Emergent dynamics of the Kuramoto ensemble under the effect of inertia

TL;DR

This paper provides analytical proofs for the emergence of complete synchronization in inertial Kuramoto oscillators, extending known results from non-inertial cases and connecting finite systems to mean-field models.

Contribution

It offers new analytical synchronization estimates for inertial Kuramoto systems and establishes the connection to kinetic mean-field models with global solution existence.

Findings

Synchronization occurs in large coupling regimes.

Finite system estimates match mean-field behavior as size grows.

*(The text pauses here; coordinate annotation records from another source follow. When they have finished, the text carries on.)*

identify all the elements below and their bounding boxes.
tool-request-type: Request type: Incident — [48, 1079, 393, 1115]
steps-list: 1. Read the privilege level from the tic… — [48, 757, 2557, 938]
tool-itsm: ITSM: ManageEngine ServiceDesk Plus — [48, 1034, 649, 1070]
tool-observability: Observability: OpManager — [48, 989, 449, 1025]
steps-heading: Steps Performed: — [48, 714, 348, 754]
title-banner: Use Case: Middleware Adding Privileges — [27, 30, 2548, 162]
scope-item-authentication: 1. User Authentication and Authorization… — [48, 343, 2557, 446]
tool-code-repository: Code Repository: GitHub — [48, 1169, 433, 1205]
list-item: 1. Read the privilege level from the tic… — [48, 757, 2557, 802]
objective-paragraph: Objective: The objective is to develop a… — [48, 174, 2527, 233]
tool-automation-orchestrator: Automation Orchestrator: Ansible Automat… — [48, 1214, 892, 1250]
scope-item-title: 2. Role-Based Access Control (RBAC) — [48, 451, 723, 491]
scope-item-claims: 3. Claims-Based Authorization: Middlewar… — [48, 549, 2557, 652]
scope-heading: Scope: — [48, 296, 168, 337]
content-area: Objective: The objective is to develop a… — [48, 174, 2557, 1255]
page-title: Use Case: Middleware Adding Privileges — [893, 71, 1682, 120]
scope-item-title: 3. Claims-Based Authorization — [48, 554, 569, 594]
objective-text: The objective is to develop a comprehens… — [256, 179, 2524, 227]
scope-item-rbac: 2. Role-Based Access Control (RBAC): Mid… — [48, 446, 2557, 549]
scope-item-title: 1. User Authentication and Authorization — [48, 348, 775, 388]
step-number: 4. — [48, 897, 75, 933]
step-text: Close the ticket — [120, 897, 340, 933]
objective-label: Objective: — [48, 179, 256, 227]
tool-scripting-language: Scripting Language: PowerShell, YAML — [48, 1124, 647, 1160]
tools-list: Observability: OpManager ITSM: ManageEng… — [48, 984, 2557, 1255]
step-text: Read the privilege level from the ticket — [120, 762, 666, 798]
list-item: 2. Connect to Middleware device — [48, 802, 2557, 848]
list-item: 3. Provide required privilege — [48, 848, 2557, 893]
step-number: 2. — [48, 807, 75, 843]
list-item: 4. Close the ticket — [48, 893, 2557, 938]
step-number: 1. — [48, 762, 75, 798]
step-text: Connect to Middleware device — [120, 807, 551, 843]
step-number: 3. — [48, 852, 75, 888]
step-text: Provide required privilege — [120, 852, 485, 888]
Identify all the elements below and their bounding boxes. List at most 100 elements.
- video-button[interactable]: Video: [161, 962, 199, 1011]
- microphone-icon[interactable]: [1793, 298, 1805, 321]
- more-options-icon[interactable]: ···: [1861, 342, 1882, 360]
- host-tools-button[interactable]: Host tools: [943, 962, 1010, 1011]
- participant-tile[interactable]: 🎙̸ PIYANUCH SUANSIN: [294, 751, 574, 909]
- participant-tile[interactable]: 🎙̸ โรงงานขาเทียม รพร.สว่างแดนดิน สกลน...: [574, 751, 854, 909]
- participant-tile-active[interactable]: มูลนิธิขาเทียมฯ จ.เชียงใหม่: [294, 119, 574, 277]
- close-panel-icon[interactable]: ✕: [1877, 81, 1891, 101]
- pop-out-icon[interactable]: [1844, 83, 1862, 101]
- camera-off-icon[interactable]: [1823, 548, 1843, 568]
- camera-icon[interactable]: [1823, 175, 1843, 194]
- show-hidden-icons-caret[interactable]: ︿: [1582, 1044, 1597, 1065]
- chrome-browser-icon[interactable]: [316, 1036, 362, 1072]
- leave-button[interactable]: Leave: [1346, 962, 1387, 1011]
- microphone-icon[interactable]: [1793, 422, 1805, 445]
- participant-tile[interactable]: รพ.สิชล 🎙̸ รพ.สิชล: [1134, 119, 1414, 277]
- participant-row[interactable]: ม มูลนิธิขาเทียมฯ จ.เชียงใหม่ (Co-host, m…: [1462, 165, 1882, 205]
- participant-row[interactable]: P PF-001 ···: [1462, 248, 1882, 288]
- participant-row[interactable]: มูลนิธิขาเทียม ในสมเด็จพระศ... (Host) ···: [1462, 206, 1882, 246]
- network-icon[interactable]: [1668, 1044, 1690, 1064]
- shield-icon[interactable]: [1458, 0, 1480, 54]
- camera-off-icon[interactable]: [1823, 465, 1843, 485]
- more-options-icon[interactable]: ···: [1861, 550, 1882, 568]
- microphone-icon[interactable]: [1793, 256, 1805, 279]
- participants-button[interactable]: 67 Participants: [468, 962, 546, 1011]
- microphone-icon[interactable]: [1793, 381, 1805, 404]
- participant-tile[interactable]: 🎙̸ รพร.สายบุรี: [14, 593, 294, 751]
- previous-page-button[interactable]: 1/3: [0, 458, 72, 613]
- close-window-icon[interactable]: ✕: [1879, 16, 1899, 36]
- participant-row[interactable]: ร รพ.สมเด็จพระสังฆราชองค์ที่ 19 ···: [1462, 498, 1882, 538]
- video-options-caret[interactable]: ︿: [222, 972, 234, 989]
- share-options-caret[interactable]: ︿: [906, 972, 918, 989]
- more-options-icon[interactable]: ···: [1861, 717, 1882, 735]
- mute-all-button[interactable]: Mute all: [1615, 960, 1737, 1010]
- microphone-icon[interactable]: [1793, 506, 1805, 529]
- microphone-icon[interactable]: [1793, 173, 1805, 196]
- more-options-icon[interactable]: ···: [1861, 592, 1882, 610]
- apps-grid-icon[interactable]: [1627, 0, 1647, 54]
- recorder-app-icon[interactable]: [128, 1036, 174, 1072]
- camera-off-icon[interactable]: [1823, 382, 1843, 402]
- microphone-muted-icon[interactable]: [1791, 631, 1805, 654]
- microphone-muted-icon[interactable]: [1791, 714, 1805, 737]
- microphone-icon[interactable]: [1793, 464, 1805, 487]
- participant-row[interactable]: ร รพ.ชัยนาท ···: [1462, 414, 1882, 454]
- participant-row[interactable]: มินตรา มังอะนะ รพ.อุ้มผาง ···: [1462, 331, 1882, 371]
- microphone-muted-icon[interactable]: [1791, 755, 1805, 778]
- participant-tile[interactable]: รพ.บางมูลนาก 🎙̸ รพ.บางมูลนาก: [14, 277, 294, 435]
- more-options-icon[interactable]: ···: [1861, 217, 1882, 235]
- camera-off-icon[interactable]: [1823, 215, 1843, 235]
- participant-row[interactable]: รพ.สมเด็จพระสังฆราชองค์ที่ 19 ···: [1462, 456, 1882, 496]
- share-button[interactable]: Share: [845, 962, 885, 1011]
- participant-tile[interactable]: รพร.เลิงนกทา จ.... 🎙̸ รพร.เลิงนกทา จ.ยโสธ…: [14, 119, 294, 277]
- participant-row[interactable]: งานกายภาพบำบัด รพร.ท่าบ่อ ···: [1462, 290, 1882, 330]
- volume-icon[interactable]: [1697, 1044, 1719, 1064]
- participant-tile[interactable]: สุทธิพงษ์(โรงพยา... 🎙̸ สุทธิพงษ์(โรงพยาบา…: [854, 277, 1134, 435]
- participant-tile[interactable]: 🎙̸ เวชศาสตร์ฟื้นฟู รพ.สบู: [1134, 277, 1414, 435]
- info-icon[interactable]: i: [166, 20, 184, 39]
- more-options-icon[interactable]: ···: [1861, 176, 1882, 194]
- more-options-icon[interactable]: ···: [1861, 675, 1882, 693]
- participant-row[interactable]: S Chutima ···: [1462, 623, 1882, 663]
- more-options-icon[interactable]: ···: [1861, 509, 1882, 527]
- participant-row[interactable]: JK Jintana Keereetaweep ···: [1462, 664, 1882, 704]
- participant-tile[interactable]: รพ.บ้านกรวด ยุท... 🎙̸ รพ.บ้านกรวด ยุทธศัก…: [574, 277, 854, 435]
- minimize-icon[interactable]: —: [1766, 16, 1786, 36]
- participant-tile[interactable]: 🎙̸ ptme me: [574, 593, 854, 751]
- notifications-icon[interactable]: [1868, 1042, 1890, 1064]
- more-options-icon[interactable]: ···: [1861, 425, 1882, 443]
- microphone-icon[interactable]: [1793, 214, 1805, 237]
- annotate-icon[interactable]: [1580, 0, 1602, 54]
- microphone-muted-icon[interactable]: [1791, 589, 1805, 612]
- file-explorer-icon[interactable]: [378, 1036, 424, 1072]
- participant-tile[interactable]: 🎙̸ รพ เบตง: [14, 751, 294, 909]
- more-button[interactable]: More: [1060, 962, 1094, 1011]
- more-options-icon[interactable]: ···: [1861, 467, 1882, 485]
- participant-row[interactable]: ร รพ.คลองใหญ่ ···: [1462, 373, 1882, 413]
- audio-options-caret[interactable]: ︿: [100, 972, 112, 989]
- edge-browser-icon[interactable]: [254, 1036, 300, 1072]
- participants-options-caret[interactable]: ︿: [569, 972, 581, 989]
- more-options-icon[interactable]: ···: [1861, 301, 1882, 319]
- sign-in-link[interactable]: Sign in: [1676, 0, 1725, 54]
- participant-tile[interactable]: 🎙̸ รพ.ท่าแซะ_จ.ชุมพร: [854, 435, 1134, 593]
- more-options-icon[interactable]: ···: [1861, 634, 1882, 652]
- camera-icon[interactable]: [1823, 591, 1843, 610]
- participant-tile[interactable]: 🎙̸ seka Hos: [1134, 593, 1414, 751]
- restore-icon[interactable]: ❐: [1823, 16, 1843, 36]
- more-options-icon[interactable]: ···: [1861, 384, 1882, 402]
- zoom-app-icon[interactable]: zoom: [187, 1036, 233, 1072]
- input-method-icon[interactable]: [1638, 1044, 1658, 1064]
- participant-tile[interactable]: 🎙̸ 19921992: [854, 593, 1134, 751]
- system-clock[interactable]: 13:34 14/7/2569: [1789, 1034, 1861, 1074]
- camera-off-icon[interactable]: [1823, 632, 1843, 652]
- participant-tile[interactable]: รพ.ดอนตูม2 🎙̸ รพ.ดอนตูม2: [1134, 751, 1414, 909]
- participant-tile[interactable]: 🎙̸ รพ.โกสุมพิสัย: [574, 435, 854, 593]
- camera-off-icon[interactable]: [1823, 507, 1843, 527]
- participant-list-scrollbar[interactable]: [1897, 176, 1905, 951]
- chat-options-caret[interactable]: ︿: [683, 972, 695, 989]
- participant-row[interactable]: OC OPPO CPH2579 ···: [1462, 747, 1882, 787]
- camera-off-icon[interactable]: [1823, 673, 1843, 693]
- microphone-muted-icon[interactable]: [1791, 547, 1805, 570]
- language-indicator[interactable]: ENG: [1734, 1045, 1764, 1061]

Global existence of measure-valued solutions is proven.

Abstract

We study the emergent collective behaviors for an ensemble of identical Kuramoto oscillators under the effect of inertia. In the absence of inertial effects, it is well known that the generic initial Kuramoto ensemble relaxes to the phase-locked states asymptotically (emergence of complete synchronization) in a large coupling regime. Similarly, even for the presence of inertial effects, similar collective behaviors are observed numerically for generic initial configurations in a large coupling strength regime. However, this phenomenon has not been verified analytically in full generality yet, although there are several partial results in some restricted set of initial configurations. In this paper, we present several improved complete synchronization estimates for the Kuramoto ensemble with inertia in two frameworks for a finite system. Our improved frameworks describe the emergence of phase-locked states and its structure. Additionally, we show that as the number of oscillators tends to infinity, the Kuramoto ensemble with infinite size can be approximated by the corresponding kinetic mean-field model uniformly in time. Moreover, we also establish the global existence of measure-valued solutions for the Kuramoto equation and its large-time asymptotics.